Following the orientation, we returned home with our counterpart for a three-week shadowing experience to provide our visiting administrators with insight into the American school system through classroom observations of best instructional practices. During this time, Mr. Gianasi lived and worked with me, observing firsthand the successes and challenges of Mack, Menlo, and Weemes Elementary Schools in the Los Angeles Unified School District (LAUSD).

Then it was my turn. June 24, 2010, was my first day at Roma School. Upon my arrival, I was greeted by a billboard with the American and Argentine flag welcoming me to the school community. Shortly after, I was introduced during the school assembly; and visited classrooms for all grade levels. Later, I presented to teachers and staff on the American school system, emphasizing current educational trends in accountability, data driven curriculum, and special education inclusion models. Teachers were particularly intrigued by our high-stakes test-taking accountability system, especially at the elementary level. Argentine students are not required to take formal assessments until their second year of high school, especially students with learning disabilities. I also observed that most students with mild to moderate disabilities are fully integrated into the general education classroom.

The vast majority of special needs students served at Roma School were identified with attention deficit hyperactive disorder (ADHD) and orthopedic impairments. They were accommodated by ramps, classroom modifications, and support providers. I was interested to learn if they had students with autism given the large number of students recently identified in the U.S. with the disorder. According, to school statistics, there were none and overall the disability is hardly known to exist in Argentina. While autism is not a challenge that seems to be plaguing the Argentine population or impacting the educational system, other challenges exist such as higher than average dropout rates.

The following day, I visited a private school where my counterpart works as a pedagogical advisor, similar to the literacy and math coaches we have in LAUSD. This is not common in public schools as only private schools can afford a coach. Interestingly students with disabilities were not present at this private school. They are left to the public school system to obtain services and education, not unlike in Los Angeles.

On June 27, we began our journey to Altas Cumbres (High Peaks) to visit the Mario Romerino Rural School. It is staffed by just two teachers, and serves 31 students K-6. The school was in dire need of basic materials such as books, running water, and heating. However, the students, staff, and parents were unphased: they greeted us with signs, cheers, and decorations.

Casas posing with Roma School first-grade classes and teachers, center Ms. Norma Giordado and left substitute teacher. Cordoba, Argentina.

Over 17 years, I have had the opportunity to work in various schools in LAUSD. In contrast to Argentine schools, we have an abundance of materials, resources, and funding. Nevertheless, American teachers and administrators—myself included—often complain that we do not have enough resources and funding. I wish that most of our teachers and administrators could see for themselves the grim realities with which teachers and administrators in developing countries contend. This would be a very powerful staff development opportunity that would elicit a greater sense of sensitivity and appreciation for the resources we often take for granted.

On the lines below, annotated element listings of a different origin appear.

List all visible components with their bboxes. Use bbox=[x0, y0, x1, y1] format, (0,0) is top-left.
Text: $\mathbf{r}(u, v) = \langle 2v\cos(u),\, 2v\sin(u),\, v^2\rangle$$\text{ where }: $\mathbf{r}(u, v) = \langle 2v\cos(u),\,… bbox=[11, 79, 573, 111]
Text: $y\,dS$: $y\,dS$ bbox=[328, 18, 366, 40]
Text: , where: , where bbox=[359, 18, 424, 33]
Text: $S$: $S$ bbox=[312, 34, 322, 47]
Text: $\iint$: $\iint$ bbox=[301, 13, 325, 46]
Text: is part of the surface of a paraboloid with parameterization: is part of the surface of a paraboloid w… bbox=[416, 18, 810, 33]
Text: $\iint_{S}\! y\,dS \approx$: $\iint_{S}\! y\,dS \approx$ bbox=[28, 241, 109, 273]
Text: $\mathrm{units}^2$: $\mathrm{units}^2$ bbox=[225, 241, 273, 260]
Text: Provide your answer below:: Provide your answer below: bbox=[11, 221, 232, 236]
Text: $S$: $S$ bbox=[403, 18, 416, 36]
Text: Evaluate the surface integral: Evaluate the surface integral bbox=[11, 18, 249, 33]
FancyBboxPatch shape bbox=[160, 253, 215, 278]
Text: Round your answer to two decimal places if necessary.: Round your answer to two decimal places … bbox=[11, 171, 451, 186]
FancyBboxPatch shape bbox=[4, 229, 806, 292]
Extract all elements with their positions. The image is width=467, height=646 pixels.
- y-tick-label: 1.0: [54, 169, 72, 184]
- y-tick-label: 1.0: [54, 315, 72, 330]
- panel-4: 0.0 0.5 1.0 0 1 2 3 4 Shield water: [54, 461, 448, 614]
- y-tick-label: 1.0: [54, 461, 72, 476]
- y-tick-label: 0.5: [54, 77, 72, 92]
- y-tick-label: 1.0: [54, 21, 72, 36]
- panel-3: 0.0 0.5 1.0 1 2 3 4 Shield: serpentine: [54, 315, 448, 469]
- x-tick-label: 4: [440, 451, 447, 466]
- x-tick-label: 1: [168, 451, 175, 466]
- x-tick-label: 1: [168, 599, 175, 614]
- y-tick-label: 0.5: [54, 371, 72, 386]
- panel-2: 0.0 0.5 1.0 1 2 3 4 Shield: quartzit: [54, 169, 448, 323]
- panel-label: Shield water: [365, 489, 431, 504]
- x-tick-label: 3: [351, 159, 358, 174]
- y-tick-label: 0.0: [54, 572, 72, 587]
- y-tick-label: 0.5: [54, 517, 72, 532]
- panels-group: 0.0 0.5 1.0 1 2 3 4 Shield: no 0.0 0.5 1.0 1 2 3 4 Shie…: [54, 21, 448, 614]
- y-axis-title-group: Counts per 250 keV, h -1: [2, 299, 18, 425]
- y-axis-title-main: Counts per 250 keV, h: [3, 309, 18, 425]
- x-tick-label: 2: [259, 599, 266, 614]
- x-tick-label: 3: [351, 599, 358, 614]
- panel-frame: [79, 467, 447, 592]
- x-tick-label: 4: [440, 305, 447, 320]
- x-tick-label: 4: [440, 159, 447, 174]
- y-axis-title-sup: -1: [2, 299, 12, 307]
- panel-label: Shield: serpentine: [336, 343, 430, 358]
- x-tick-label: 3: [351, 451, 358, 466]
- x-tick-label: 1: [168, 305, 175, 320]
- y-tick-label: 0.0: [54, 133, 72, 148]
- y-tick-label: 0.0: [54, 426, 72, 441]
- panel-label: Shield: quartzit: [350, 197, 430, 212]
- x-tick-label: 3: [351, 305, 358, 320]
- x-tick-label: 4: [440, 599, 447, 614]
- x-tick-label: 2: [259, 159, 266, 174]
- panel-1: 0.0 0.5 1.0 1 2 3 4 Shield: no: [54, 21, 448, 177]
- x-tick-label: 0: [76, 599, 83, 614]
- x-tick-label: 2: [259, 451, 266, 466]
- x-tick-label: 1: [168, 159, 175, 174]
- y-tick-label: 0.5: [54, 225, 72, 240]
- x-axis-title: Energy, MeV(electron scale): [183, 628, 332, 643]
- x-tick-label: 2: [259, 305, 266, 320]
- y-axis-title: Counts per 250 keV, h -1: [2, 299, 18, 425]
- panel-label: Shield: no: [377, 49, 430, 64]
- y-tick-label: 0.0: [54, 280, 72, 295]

With this in mind, I invite every teacher and school administrator to apply for the Fulbright exchange program to witness for themself what can only be seen on the ground.

I am now involving my local school community in fundraisers and donation drives to collect books, supplies, world maps, computers, and other resources to support my counterpart’s students in Altas Cumbres and Cordoba. Without a doubt, the experience has allowed me to provide better support for my students at home, and create “lasting connections” with my colleagues in Argentina.

Joseph Casas (MS ’98, Administration, Educational Leadership Academy) is the assistant principal and elementary instructional specialist of Gridley Elementary School in San Fernando, California and Valley Region No. 9 in Van Nuys, California.